Gosto de olhar para imagens dos pioneiros da modernidade no seu atelier: com grandes batas, imersos em espaços contidos mais ou menos arrumados ou caóticos, estes artistas parecem por vezes cientistas no processo de experimentação e verificação de teorias abstratas. Gosto particularmente de olhar para o modo como Piet Mondrian se deixava retratar - por vezes impecavelmente vestido num fato completo, noutras um pouco mais informal com a tal bata de pintor. Em todas as imagens o atelier é um espaço de organização meticulosa. Oscilando entre a racionalidade geométrica das composições abstratas e o ímpeto transcendentalista de uma teosofia que lhe servia de base e propósito últimos, Mondrian encarna na perfeição a ideia do pintor – cientista, algo que poderíamos igualmente fazer remontar aos processos alquímicos constitutivos da produção da cor da pintura pós-medieval.
Perdoar-me-á o José Almeida Pereira para tão inusitada imagem, mas quando olho a sua pintura não consigo deixar de o imaginar de bata branca a mergulhar na profundeza das camadas pictóricas que meticulosamente vai desvelando para formar as suas composições que têm vindo a glosar obras de arte de tempos passados. A prática mais recorrente aponta para um efeito de deslocamento retiniano onde a imagem–síntese recorda as imagens em três dimensões que requerem óculos especiais para a correta leitura da sua buscada profundidade.
Este deslocamento retiniano estrutura-se como fator fundamental da sua prática artística. Pintor virtuoso, aproxima-se, então, de Marcel Duchamp e dos seus famosos ready-made, onde se almejava a total indiferença estética (um urinol era, para este artista, um objeto de que nem se gostava, nem se deixava de gostar) e a quebra radical com a tradição retiniana de toda a pintura da época (nomeadamente a fauvista e cubista que ele chegou a praticar).

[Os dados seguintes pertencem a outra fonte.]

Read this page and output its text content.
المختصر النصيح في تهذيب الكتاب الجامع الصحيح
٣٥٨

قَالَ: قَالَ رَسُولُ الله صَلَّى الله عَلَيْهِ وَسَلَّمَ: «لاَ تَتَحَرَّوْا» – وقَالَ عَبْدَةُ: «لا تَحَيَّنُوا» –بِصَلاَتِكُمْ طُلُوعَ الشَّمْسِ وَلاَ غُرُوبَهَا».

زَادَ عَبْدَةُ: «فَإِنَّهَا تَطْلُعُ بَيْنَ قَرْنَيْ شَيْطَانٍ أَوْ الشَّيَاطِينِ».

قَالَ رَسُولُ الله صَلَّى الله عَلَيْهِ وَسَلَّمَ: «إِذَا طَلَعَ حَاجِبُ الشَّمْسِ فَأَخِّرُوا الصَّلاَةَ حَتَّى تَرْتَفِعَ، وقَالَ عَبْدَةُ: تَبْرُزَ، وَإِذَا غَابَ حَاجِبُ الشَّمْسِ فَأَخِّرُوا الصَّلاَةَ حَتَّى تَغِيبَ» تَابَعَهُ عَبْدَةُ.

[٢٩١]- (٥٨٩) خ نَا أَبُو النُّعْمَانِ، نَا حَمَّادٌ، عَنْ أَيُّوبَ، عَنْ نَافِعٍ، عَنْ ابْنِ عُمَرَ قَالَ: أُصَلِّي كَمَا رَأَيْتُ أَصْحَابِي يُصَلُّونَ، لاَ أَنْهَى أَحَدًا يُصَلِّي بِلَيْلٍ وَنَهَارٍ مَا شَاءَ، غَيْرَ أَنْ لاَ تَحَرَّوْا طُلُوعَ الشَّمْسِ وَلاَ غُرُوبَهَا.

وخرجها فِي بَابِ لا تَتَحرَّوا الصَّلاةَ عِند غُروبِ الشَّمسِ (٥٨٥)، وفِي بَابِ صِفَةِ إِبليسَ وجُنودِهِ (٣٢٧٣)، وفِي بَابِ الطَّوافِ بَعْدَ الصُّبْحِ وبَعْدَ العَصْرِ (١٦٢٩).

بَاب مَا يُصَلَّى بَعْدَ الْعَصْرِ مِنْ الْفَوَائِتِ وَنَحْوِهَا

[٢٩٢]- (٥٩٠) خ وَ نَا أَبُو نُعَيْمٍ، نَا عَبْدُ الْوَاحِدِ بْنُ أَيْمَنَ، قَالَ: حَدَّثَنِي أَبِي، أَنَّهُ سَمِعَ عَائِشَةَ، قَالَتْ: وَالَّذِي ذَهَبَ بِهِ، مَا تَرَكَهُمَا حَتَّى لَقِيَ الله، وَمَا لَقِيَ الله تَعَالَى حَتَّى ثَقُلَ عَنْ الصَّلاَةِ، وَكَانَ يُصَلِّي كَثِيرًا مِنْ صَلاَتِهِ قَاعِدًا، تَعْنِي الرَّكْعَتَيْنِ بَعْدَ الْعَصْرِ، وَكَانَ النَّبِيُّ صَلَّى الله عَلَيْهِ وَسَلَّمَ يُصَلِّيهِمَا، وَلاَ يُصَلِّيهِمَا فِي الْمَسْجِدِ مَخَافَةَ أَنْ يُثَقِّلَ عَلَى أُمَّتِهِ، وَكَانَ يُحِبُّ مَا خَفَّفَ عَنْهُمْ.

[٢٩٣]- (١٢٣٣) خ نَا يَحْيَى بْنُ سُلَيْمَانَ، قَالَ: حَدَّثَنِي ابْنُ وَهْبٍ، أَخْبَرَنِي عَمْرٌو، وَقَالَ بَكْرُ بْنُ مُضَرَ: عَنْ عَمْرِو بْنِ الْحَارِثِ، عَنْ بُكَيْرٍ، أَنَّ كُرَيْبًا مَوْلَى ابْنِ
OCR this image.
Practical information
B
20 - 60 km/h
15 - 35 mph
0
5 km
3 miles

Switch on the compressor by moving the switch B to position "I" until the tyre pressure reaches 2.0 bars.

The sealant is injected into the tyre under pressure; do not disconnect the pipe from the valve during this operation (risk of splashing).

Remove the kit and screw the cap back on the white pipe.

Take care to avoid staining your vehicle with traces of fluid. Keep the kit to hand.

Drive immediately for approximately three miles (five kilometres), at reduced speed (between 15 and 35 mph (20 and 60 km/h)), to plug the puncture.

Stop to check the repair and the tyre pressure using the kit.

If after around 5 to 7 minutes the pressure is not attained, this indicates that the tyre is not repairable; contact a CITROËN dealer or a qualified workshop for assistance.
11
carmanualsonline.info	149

José Almeida Pereira propõe um paradoxo: sobrecarregar a imagem para nela estabelecer um território eminentemente conceptual. É no excesso retiniano que se percebe que aquilo que determina a sua qualidade está exatamente no plano da evidência da “ideia de pintura”, isto é, do seu lastro conceptual. Ciência do poder da imagem como demonstração performativa da sua falsidade, isto é, da reiteração da sua artificialidade constitutiva. Não mais “janela para o mundo”, mas sim passagem por estádios desconstrutivos – sendo um deles a sua digitalização- que se vão recompor nas saturadas imagens finais que agora se apresentam.
Estas remetem para pormenores observados nos diferentes contextos das empresas do Grupo RAR que são captados por via mecânica (fotografia e vídeo) para serem depois tratados em programas de tratamento de imagem computadorizados. Declinando a observação direta da natureza e da maquinaria representada, o filtro que diligentemente instituí é uma alicerce fundamental para comentar os estados flutuantes da perceção, nomeadamente dos que tradicionalmente educamos no modo de entender a pintura. A disciplina expande-se, então, como campo de possibilidade tecnológica de uma representação outra, que se ancora num território de visibilidade saturada e tensiva, criando um paralelismo com a rapidez das imagens que contemporaneamente invadem o nosso cérebro. Pintura de hoje, portanto, a apontar para o futuro.